5 Eylül 2016 Pazartesi

Eşcinsellikle ilgili kafaya takılan sorular

Eşcinselliği masaya yatırdım!


Eşcinsellik kişinin kendi cinsine cinsel ve duygusal olarak ilgi duymasıdır, eğilimidir, yönelimidir, kendi cinsinden hoşlanmasıdır.

Eşcinsellik genetikseldir, doğuştandır. Bakmayın siz, kafası karışık insanların "daha eşcinselliğin çevresel mi, doğuştan mı olduğu bilinmiyor" demelerine. Bir insanın cinsel yönelimi daha anne karnındayken bellidir. Öyle olmasaydı, aynı koşullarda yetişen canlılarda eşcinsellik niye olsun? Ayrıca bir insanın ne olduğunun en iyisini uzman veya başkaları değil, kişinin kendisi bilir. Benim kimden hoşlandığımı, hoşlanacağımı başkaları benden daha iyi bilemez...
Benim yemem-içmem, yatmam-kalkmam, müzik anlayışım vesaire, kısaca yaşam biçimim, hayata bakış açım bile içinde yetiştiğim kültürden etkilenmeyebiliyorsa, bu neyin tereddütü, hatta cehaleti... Bir şey insanın yapısında olmasa, şiddet ve nefret karşısında vazgeçer o şeyden. Çevre özgür değilse kişinin kendisini bastırmasına sebep olur, özgür ise kendisini keşfetmesini, kendisiyle barışmasını sağlar. Eşcinsellik gibi baskıya rağmen varolan bir şey ise, hayatın en gerçeğidir. Bir insanın genetiği nasıl şekillendiyse, dünyaya da o şekilde gelir. Bunun aksini düşüneninkiyse homofobiden başka bir şey değildir.

Eşcinsellik hastalık değildir. En başta şu cevabı vereyim bu şekilde düşünenlere ki, üzerime baskı kuramasınlar.

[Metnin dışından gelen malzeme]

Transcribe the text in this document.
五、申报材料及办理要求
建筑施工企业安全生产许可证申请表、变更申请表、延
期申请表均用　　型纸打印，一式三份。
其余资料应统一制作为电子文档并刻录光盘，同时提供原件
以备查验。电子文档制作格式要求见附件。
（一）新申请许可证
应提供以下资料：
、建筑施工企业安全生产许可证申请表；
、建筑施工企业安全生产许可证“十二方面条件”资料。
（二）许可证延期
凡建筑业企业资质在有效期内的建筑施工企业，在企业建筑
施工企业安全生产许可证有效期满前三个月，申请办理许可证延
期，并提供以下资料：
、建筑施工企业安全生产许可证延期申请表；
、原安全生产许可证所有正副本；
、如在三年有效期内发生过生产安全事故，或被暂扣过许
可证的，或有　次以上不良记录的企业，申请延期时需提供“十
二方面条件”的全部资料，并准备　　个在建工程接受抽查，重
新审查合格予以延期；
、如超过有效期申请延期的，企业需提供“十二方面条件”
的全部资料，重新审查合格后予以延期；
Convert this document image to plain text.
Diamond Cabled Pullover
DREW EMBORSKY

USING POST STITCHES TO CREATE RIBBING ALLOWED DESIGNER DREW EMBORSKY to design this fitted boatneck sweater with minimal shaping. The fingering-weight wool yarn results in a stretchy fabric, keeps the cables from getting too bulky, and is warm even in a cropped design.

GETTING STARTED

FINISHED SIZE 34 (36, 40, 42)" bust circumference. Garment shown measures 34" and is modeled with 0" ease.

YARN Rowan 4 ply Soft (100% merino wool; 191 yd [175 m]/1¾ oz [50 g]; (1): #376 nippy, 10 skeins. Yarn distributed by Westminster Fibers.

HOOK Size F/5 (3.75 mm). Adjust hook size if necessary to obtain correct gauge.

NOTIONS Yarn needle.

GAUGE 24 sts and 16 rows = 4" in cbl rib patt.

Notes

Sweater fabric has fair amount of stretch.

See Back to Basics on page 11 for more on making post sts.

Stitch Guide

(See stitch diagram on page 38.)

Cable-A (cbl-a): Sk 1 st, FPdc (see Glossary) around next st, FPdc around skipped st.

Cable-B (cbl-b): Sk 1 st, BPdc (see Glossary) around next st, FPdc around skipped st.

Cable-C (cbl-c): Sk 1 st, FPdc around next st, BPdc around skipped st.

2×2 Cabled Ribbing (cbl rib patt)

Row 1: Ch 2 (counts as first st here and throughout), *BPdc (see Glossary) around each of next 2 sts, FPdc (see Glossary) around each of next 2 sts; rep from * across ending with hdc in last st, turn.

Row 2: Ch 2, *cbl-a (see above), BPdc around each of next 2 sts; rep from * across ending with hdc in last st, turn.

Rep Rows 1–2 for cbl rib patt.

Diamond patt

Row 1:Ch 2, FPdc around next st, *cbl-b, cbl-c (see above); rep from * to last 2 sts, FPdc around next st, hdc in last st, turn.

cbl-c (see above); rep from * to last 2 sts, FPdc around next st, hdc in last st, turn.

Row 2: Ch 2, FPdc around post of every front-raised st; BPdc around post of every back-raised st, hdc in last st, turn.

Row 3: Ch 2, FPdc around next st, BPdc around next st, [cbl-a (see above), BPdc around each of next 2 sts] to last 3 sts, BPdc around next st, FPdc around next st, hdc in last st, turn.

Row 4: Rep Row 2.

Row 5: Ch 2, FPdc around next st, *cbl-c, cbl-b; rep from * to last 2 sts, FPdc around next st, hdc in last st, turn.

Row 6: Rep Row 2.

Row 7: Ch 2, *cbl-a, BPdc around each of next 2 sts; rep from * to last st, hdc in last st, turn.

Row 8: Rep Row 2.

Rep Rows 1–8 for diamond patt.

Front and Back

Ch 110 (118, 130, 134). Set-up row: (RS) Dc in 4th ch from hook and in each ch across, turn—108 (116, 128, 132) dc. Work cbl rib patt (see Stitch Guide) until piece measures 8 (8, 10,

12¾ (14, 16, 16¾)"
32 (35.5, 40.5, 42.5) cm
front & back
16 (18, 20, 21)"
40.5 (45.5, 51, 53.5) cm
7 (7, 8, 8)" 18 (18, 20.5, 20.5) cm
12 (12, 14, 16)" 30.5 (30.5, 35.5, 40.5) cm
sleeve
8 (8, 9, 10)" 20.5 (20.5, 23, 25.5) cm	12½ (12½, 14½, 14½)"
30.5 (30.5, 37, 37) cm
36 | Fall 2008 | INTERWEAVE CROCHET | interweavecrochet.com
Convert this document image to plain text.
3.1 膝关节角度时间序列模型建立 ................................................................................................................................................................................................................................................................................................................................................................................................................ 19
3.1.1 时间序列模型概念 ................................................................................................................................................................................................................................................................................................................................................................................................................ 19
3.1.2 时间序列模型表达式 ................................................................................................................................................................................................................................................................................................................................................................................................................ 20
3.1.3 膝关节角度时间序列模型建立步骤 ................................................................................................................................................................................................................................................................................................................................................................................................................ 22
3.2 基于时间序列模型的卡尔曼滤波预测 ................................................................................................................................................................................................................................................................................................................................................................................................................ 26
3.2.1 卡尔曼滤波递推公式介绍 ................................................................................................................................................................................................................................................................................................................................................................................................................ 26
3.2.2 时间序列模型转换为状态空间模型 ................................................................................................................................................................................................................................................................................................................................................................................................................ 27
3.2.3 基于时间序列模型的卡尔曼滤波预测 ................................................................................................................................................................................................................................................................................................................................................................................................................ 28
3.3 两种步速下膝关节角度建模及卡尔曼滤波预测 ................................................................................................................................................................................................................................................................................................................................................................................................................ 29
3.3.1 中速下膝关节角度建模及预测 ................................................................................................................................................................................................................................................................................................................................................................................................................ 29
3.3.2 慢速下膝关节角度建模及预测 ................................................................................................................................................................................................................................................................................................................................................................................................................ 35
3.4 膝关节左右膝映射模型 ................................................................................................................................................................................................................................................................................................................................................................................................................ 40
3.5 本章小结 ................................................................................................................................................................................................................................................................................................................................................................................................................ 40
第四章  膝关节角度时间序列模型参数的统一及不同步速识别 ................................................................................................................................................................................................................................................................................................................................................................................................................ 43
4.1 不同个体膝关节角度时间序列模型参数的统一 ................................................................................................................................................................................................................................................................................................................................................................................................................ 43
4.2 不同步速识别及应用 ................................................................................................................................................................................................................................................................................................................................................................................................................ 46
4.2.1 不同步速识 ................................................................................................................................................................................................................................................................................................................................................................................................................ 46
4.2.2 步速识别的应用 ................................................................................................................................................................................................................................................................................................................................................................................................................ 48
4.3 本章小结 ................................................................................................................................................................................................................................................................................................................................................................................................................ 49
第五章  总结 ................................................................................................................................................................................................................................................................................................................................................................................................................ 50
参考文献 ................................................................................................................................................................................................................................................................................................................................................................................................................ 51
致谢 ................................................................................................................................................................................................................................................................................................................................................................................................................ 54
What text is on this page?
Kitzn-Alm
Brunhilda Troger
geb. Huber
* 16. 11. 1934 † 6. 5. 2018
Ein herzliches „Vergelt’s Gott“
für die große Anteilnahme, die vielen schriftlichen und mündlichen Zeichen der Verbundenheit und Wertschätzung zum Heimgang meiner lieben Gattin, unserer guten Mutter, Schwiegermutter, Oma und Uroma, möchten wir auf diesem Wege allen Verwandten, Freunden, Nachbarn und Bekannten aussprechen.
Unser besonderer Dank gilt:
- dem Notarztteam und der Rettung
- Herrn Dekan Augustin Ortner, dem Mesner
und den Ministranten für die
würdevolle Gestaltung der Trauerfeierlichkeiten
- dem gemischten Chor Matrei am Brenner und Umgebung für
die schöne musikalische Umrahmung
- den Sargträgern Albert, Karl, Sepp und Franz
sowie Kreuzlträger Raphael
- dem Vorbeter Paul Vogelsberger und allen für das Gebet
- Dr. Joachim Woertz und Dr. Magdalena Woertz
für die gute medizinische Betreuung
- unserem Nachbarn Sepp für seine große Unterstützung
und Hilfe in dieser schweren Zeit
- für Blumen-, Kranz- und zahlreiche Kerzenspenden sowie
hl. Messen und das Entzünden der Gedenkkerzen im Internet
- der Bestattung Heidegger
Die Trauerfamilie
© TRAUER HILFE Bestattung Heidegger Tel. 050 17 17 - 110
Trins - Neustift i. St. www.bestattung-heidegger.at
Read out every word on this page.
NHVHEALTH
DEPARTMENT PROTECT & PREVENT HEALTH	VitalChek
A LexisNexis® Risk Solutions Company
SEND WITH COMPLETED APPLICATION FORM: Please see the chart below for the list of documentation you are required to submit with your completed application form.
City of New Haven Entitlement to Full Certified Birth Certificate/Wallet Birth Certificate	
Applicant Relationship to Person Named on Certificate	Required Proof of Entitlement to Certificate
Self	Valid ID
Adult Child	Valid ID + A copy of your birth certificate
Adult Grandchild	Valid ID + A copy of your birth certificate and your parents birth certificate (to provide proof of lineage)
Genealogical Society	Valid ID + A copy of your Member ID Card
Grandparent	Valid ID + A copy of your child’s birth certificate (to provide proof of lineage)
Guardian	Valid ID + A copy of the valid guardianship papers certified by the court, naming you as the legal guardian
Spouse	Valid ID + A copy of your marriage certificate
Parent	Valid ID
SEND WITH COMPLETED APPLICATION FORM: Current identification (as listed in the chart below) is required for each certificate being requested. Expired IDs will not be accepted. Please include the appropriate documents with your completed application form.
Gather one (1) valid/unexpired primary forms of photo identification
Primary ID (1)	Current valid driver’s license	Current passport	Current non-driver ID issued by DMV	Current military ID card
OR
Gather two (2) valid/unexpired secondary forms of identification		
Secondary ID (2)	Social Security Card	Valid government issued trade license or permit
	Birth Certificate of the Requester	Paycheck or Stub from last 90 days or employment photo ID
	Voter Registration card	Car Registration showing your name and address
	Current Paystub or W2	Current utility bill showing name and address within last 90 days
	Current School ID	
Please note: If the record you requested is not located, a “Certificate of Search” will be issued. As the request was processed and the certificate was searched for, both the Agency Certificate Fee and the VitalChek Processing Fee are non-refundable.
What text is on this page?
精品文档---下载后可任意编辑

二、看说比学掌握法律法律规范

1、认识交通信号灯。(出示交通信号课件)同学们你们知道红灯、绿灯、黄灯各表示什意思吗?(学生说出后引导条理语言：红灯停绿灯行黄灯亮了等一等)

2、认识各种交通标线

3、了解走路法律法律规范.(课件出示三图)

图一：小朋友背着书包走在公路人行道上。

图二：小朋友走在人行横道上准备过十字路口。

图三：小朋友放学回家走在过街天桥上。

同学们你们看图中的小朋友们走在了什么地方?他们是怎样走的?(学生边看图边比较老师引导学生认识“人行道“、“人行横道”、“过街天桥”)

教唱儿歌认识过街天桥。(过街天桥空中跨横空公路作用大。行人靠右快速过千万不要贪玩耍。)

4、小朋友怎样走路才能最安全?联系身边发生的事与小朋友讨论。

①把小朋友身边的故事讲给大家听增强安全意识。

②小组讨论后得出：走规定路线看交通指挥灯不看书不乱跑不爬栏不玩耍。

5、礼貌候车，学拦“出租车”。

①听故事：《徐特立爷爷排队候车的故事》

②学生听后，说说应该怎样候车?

Hastalıksa hastayım, hastalığımla yaşamaktan çok mutluyum, çünkü bana iyi geliyor, çünkü bu hastalık sayesinde sevme edimimi gerçekleştiriyorum. O yüzden ben iyileşmek istemiyorum! Çünkü iyileşirsem sevemem, yani heteroseksüel gibi yaşarsam sevgiden mahrum kalırım, bu da benim ölmem demektir. Anlayabiliyor musunuz? Eşcinsel aşkı anlayamayan bir insan sevgi körüdür, aşk körüdür, aşkını-sevgisini yaşayamamış bir kişi, aşkının sevginin ne olduğunu bilmeyen bir kişi olabilir ancak... Eşcinselliğin hastalık sayılması bir insanın bir insanı sevebilmesiyle eş anlamlıdır. Sevmenin şeklinin de hiç kimseye bir zararı yoksa... Hasta olan kimdir acaba? Hastalık nedir; bir insanın ruhsal veya bedensel olarak bozuk olmasıdır. Eşcinseller eşcinselliğini ifade edene kadar normal karşılanıp da eşcinselliği ortaya çıkınca hasta olarak görülüp tedavi ettirilmeye çalışılıyorsa, burada bir anlayışsızlık vardır, art niyet vardır, farklı olanlara karşı kötü duygu söz konusudur, belki bilgisizliğin verdiği cehalet ve beraberinde korkuya, kaygıya dayalı bir nefret vardır, vesaire ama eşcisnelliğe hastalık gözüyle bakılmasının mantıklı hiçbir açıklaması yoktur. Öyleyse kim hasta; hayatın gerçekleri mi, bu gerçekleri kabul edemeyen kafalar mı? Ayrıca resmi kurumların eşcinselliği hastalık sınıfından çıkarması da bağlayıcı olmamalı eşcinselliğin normal karşılanması için. Çünkü eşcinselliğin normalliğinin birilerine bağlı olması, her zaman kötü niyetlilerin kumadayı ellerine geçirmelerine sebep olabilir. Ben iyiyim diyorsam, iyiyimdir. Biraz önce de dediğim gibi benim nasıl olduğumu-eşcinselliğimin hastalık olup olmadığını cinsiyetçi dünyanın kurumları, kuramları ve kuralları belirleyemez. Hem bugüne kadar hangi akıllım eşcinselliği heteroseksüelliğe dönüştürebilmiş ki... Belki bazı homofobik eşcinseller eşcinselliklerini hadım etmiş olabilirler en fazla...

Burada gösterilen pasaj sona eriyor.